@Mondscheinkind:
Auf der Seite, die Sumpfdotterblume erwähnt, wird das gut erklärt. Minipillen unterdrücken den ES nicht, sondern verändern den ZS, sodass es nicht zur Befruchtung kommen kann. (Methoden-) PI liegt laut der Seite bei 0,5. Die Minipille hat halt den Nachteil, dass du nicht so eine lange Karenzphase hast wie bei der Mikropille, sondern eine weitaus kürzere (ich weiß es nicht ganz genau, aber es waren wenige Stunden. 2 oder 4, mein ich. Bei der Mikropille sinds ja 12, wenn mich nicht alles täuscht.)
@frpraline:
Was dein Arzt da aber sagt, würde ich in einem Punkt als nicht korrekt ansehen: Was ist denn eine "normale" Pille? Es gibt nunmal Mikro- und Minipillen. Und die, die meistens verschrieben werden (falls er das als "normal" bezeichnet) ist eben nicht die Minipille, sondern die Mikropille- und die verhindert den ES sehr wohl. Insofern finde ich die Aussage deines Arztes irreführend. Wenn du also eine Pille möchtest, die aber den ES nicht unterdrückt, lies doch mal ein wenig über die Minipille. Vielleicht wäre das ja was für dich. Weiß nicht, wie es da mit Nebenwirkungen, etc. aussieht. Du könntest dich ja bezüglich beidem (Mini- und Mikro) informieren und deinen Arzt nochmal fragen. Ich will ihm ja nichts unterstellen oder so, aber dann wüsstest du zumindest, woran du bei ihm bist. Ganz schlimm, wenn Ärzte einen absichtlich irreführen

(wobei ich wirklich nicht beurteilen kann/mag, ob deiner das beabsichtigt hat).
@Frühlingsfalter:
Ich bin ja grad auch in meinem ersten NFP-Zyklus und postpill. Finde es schon ein wenig merkwürdig. Einerseits freue ich mich, dass ich es endlich mal gewagt habe und bin auch sehr gespannt, was mein Körper so machen wird in nächster Zeit. Aber unsicher fühle ich mich auch, muss ich sagen.
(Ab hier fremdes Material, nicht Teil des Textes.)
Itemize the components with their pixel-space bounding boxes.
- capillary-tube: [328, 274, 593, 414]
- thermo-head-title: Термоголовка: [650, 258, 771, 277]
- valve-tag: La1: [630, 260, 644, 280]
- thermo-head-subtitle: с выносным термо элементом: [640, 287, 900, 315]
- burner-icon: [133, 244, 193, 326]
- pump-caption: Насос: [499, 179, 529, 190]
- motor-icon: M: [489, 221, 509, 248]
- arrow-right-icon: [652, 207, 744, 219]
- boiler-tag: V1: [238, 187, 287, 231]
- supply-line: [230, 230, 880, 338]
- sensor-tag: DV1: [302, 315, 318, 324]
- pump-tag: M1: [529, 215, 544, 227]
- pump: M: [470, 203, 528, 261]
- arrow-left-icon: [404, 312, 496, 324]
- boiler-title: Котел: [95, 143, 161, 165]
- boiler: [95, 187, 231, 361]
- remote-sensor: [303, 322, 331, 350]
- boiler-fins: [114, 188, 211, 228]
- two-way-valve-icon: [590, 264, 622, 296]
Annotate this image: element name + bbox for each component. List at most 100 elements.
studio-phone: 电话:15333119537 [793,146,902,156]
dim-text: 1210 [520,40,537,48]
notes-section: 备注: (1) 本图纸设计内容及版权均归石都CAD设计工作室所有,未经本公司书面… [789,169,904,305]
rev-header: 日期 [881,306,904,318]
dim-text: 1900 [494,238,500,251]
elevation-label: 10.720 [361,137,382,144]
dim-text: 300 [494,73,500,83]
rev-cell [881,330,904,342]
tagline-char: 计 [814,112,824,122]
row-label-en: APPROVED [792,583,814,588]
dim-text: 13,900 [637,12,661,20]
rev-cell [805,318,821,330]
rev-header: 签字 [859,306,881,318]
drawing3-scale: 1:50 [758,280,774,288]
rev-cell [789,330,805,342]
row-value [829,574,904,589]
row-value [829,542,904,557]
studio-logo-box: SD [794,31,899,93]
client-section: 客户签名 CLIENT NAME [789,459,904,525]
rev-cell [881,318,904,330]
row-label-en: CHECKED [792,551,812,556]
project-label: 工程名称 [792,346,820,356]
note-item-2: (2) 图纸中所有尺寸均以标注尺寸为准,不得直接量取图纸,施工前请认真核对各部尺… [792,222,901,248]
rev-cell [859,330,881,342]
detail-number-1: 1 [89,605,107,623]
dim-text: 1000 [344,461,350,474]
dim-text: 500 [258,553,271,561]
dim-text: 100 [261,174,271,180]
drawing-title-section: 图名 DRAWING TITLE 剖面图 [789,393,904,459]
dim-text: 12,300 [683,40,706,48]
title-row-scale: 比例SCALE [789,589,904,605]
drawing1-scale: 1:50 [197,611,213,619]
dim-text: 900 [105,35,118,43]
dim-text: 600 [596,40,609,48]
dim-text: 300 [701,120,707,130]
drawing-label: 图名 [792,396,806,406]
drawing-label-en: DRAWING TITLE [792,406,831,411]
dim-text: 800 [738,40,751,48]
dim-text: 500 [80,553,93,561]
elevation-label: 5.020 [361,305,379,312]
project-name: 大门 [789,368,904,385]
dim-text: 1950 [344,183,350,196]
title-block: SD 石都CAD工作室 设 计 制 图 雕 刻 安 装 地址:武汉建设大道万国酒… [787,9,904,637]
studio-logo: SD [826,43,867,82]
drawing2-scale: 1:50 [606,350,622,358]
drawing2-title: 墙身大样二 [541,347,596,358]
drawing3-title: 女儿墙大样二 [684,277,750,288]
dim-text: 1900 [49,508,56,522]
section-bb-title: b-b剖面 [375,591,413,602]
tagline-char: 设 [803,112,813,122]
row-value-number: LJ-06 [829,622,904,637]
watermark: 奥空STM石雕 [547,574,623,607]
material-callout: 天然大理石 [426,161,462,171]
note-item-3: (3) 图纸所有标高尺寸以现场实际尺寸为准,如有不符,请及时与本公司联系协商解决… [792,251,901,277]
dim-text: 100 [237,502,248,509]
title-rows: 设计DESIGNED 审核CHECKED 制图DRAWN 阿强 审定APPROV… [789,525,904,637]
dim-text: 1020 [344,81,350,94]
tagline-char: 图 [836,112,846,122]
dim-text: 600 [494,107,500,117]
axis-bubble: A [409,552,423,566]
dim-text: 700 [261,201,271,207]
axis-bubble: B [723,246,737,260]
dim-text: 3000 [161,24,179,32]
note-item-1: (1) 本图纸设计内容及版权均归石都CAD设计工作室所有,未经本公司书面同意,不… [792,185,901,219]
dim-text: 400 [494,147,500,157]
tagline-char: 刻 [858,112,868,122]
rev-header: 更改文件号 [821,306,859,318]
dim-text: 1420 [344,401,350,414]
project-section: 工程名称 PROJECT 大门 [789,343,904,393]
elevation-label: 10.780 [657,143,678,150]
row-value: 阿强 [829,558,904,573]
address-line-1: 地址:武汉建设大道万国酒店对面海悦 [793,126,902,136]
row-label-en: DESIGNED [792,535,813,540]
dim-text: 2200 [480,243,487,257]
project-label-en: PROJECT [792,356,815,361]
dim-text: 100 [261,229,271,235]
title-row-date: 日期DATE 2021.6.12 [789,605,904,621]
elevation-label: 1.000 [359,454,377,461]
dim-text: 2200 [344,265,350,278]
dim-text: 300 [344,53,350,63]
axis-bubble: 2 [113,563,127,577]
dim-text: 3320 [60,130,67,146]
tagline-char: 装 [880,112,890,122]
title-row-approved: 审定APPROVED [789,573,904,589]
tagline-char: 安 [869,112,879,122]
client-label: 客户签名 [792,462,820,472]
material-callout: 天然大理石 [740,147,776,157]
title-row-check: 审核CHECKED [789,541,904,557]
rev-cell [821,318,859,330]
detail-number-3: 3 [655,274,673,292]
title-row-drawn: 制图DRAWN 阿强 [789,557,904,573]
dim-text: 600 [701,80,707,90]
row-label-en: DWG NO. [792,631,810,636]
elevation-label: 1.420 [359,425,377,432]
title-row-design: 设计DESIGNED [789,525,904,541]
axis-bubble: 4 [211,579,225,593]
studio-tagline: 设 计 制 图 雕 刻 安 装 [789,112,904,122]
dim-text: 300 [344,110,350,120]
Wir haben ja vor, in der fruchtbaren bzw. unklaren Zeit mit Kondomen zu verhüten, aber da wir beide damit wenig Erfahrung haben, fühle ich mich damit auch nicht unbedingt bombensicher (obwohl mich unsere Kondomzerstörungsversuche ein wenig bestärkt haben

). Ich höre und lese in letzter Zeit auch vermehrt mich stressende Aussagen à la "wer nicht schwanger werden will, muss die Pille nehmen", etc. Das wirkt natürlich verunsichernd, aber ich bleibe jetzt erstmal dabei. Hab sie ja sowieso abgesetzt und will es meinem Körper definitiv nicht antun, sie sofort wieder zu nehmen. Mir hilft es auch, dass mein Freund dahinter steht. Ich hab halt ziemliche Angst vor einer ungeplanten Schwangerschaft. Aber die Einstellung meines Freundes zu dem Thema hilft mir ebenfalls. Er möchte zwar eigentlich keine Kinder momentan, aber wenn es nun trotz all der Unwahrscheinlichkeit passieren würde (Kondom kaputt in der fruchtbaren Zeit und auch noch erfolgreiche Befruchtung - da muss ja schon allerhand zusammenkommen), hätten wir - wie er meint - die Möglichkeit, den Schritt zu einem Kind einfach zu wagen, da wir so oder so im richtigen Alter sind und unsere Beziehung auch gefestigt genug dafür ist. "Irgendwie würden wir das sicher schaffen", meinte er. Bewusst herbeiführen wollen wir es aber nicht - also bitte nicht falsch verstehen. Es besteht kein versteckter KiWu oder so.
Ich habe auch die Hoffnung, dass meine Unsicherheit bezüglich NFP-Auswertung, meinem Körper und Kondomen mit der Zeit einfach etwas abnimmt. Und ich bin der festen Überzeugung, dass es meinem Körper nur gut tun kann, dass ich sie abgesetzt habe. Das alleine gibt mir wiederum auch ein gutes Gefühl.